Бедный мой братик. Он уже так устал в своей маленькой жизни от обид, голода, переживаний, страха за мать, за себя, что готов был на что угодно, лишь бы быть рядом со мной. Он едва прошептал, прижимаясь своей мокрой щекой к моей:
— Побежим, братка, отсюдова... Побежим, а то помрем. У нас ружье есть, будем стрелять косуль и есть мясо. Я в загонщики пойду, а ты — на караул.
Я вышел за дверь, подставил небу ладонь, и оно бросило на нее сразу несколько больших снежинок. Они огоньками кольнули тело и тут же растаяли. И на смену им упали другие...
Мохнатые невесомые снежинки стали оседать на непокрытую голову и плечи так густо, что пришлось зайти под козырек крыльца. Здесь я и раздумался: «А что, в самом деле, ждать мне? Именно сейчас встать и уйти в ночь? Зимовье в трех километрах от деревни, в стороне тракта. Снег заровняет наши следы... Да и кому взбредет в голову искать нас именно там, где рядом, кроме зверья, ни одной живой души? Колхозники по зиме для чужаков дороги туда не торят из-за семян, что засыпаны в амбаре рядом с зимовьем.
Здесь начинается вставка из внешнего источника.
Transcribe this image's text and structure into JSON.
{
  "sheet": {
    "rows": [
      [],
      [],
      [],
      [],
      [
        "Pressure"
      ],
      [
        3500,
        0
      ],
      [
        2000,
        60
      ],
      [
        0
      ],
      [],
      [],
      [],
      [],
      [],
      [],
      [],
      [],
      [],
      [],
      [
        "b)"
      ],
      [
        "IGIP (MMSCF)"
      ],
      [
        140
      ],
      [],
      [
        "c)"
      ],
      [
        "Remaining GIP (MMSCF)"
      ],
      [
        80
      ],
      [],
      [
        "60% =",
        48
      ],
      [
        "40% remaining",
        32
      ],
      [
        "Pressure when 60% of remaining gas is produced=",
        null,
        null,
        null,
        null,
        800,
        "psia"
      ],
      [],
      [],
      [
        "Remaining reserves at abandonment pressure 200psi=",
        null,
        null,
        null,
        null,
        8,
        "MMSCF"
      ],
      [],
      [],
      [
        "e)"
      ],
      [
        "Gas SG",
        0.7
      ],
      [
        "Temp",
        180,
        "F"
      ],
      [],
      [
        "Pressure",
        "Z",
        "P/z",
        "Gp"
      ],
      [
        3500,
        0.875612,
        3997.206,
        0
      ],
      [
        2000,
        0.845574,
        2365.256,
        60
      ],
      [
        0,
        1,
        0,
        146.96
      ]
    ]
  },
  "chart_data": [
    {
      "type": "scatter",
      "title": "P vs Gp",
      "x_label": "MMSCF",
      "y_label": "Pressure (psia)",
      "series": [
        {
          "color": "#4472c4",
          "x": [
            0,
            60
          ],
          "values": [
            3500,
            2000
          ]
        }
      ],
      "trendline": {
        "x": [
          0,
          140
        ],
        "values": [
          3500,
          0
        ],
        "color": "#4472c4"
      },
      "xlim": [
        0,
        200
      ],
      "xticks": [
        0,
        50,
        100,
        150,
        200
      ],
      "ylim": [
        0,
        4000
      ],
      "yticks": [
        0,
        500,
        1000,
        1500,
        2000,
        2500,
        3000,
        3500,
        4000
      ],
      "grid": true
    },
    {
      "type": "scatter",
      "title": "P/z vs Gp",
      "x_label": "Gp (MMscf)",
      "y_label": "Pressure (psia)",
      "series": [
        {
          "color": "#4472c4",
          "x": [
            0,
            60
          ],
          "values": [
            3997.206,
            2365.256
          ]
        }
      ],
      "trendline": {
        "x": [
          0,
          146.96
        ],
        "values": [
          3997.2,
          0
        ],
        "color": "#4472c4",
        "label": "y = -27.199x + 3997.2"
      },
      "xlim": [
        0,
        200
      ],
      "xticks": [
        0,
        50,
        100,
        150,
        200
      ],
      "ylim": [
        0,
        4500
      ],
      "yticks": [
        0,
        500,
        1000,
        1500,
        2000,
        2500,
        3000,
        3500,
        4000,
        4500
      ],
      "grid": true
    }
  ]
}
Вернувшись, сказал братишке:
— Как думаешь, что лучше, сидеть в каталажке или в зимовье у теплой печки?
Тот обрадовался.
— Что, побежим, ага?
— Давай, родной, собираться.
— Мне собираться — только подпоясаться.
Выдернув из стен хомуталки несколько гвоздей, я приспособил отцовские охотничьи лыжи вместо полозьев под сундук, привязал к его ручке прочный чумбур.
Разбуженная мать заторопилась.
— Мы к отцу в Новую Уду пойдем, да? Он там уже снял квартеру-то? Хорошо бы не белить да полы не мыть в ней, а то ить замучисся, пока все приберешь.
Во второй половине ночи, когда в деревне не было видно ни одного огонька и спали даже брехуньи-собаки, мы бесшумно прошли улицей, пересекли через мост реку и по проселочной дороге, она белою лентой стелилась между темных стволов сосен, по пушистому снегу подались в сторону Загоринского зимовья.